Hallo Frijola! Erstmal tut es mir sehr leid für Euch, dass ihr eine solche Diagnose bekommen habt. Uns ist vor knapp drei Wochen das gleiche passiert. Zu dem Zeitpunkt war ich erst bei 6+1 und hatte schon eine Woche Hoffen und Bangen hinter mir, weil die Ärztin bei 5+1 nichts beim Ultraschall erkennen konnte. Sie hatte dann meine Schwangerschaft rückdatiert, weil wohl alles kleiner aussah als es sollte. Dann kam aber leider doch vor drei Wochen die Gewissheit. Ich ging mit Blutungen ins Krankenhaus und die Ärztin mutmaßte, dass es sich um ein Windei handeln könnte. Es ist dann auch alles ohne Ausschabung abgegangen. Erst gestern habe ich mich informiert, wann man theoretisch wieder schwanger werden kann. Eigentlich direkt im ersten Zyklus nach der Fehlgeburt.
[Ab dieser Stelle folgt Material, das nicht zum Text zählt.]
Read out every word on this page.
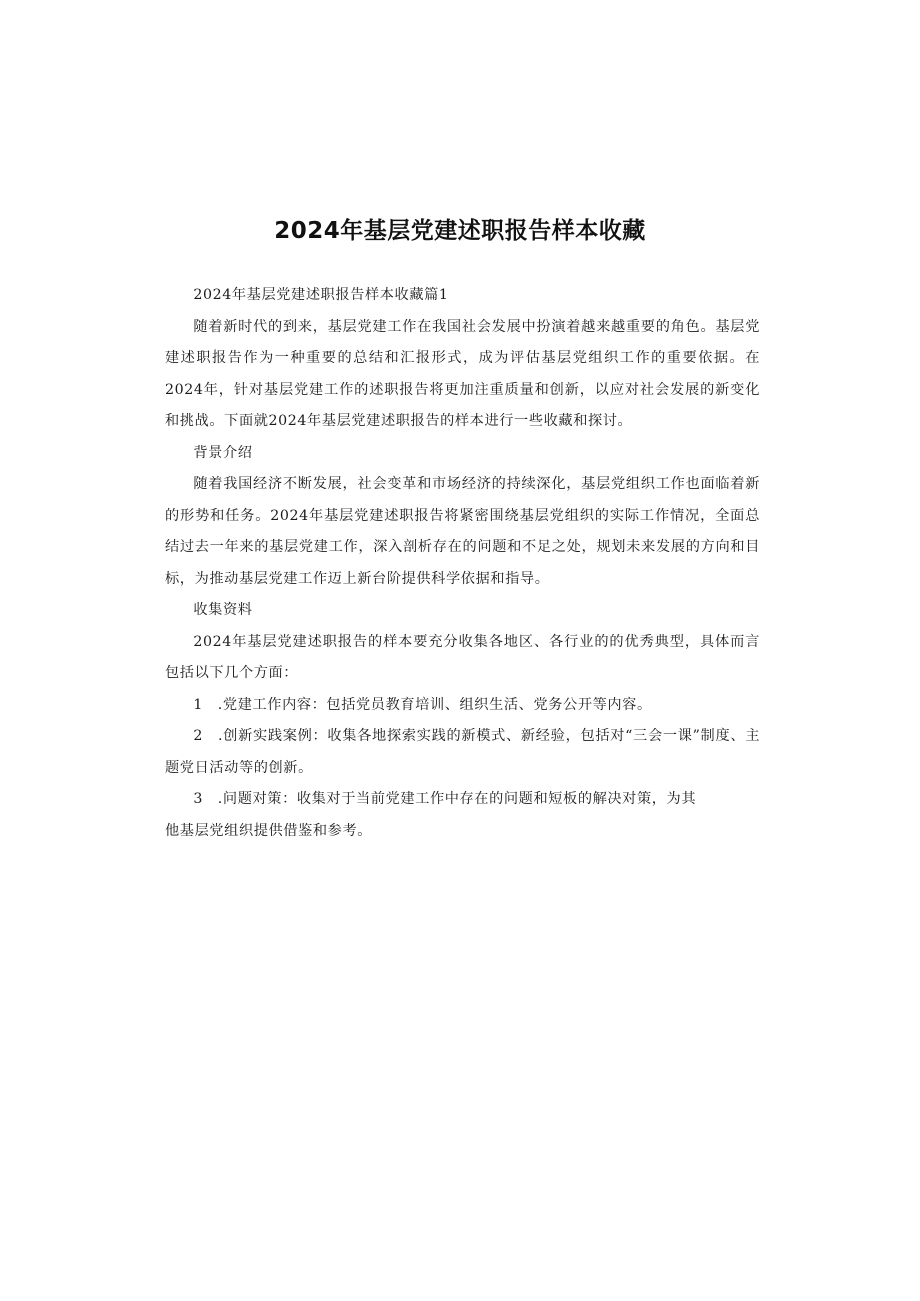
2024年基层党建述职报告样本收藏

2024年基层党建述职报告样本收藏篇1

随着新时代的到来，基层党建工作在我国社会发展中扮演着越来越重要的角色。基层党建述职报告作为一种重要的总结和汇报形式，成为评估基层党组织工作的重要依据。在2024年，针对基层党建工作的述职报告将更加注重质量和创新，以应对社会发展的新变化和挑战。下面就2024年基层党建述职报告的样本进行一些收藏和探讨。

背景介绍

随着我国经济不断发展，社会变革和市场经济的持续深化，基层党组织工作也面临着新的形势和任务。2024年基层党建述职报告将紧密围绕基层党组织的实际工作情况，全面总结过去一年来的基层党建工作，深入剖析存在的问题和不足之处，规划未来发展的方向和目标，为推动基层党建工作迈上新台阶提供科学依据和指导。

收集资料

2024年基层党建述职报告的样本要充分收集各地区、各行业的的优秀典型，具体而言包括以下几个方面：

1　.党建工作内容：包括党员教育培训、组织生活、党务公开等内容。

2　.创新实践案例：收集各地探索实践的新模式、新经验，包括对“三会一课”制度、主题党日活动等的创新。

3　.问题对策：收集对于当前党建工作中存在的问题和短板的解决对策，为其

他基层党组织提供借鉴和参考。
Viele Ärzte raten wohl eine 3-monatige Pause an, damit sich der Körper erholen kann, andere sagen, dass der Körper entscheidet, wann er wieder für eine Schwangerschaft bereit ist. Natürlich darf man auch die psychische Belastung nicht unterschätzen, aber das weiß sicher jede selbst ,wann sie wieder bereit ist. Ich selber bin schon wieder frohen Mutes, da die Wiederholungschance einer Molenschwangerschaft sehr gering ist! Ich wünsche Euch viel Glück, dass es bald wieder klappt!
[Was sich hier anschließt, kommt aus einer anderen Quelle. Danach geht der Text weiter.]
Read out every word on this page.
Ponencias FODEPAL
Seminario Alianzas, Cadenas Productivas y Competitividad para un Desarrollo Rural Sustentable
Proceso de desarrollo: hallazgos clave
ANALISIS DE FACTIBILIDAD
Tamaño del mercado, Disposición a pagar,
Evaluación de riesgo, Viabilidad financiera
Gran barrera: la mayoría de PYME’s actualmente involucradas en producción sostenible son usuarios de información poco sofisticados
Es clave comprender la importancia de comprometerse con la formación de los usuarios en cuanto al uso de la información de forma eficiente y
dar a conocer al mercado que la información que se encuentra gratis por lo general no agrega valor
Hallo jayc83, erstmal mein herzliches Beileid auch für Euch! Ich freue mich für Dich, dass Dein Körper das von alleine so gut geschafft hat, ich warte noch... Von den unterschiedlichen Ansichten zum richtigen Zeitpunkt einer erneuten Schwangerschaft habe ich auch gelesen. Ich denke, man sollte sich einfach keinen Stress damit machen. Es ist halt etwas anderes, wenn man sich schon eine Weile gefreut hatte über ein entstehendes Kind. Das muss man (vor allem wir Frauen müssen das) erstmal verarbeiten. Wenn man einfach ohne Vorwarnung und ohne Wissen um die Schwangerschaft eine stärkere Blutung hat, dann mag man sich vielleicht schneller wieder denken: na denn mal auf ein Neues! Aber ich finde Deinen Optimismus bewundernswert und ich hoffe, dass ich auch so schnell wieder nach vorne blicken kann. Euch auch viel Glück!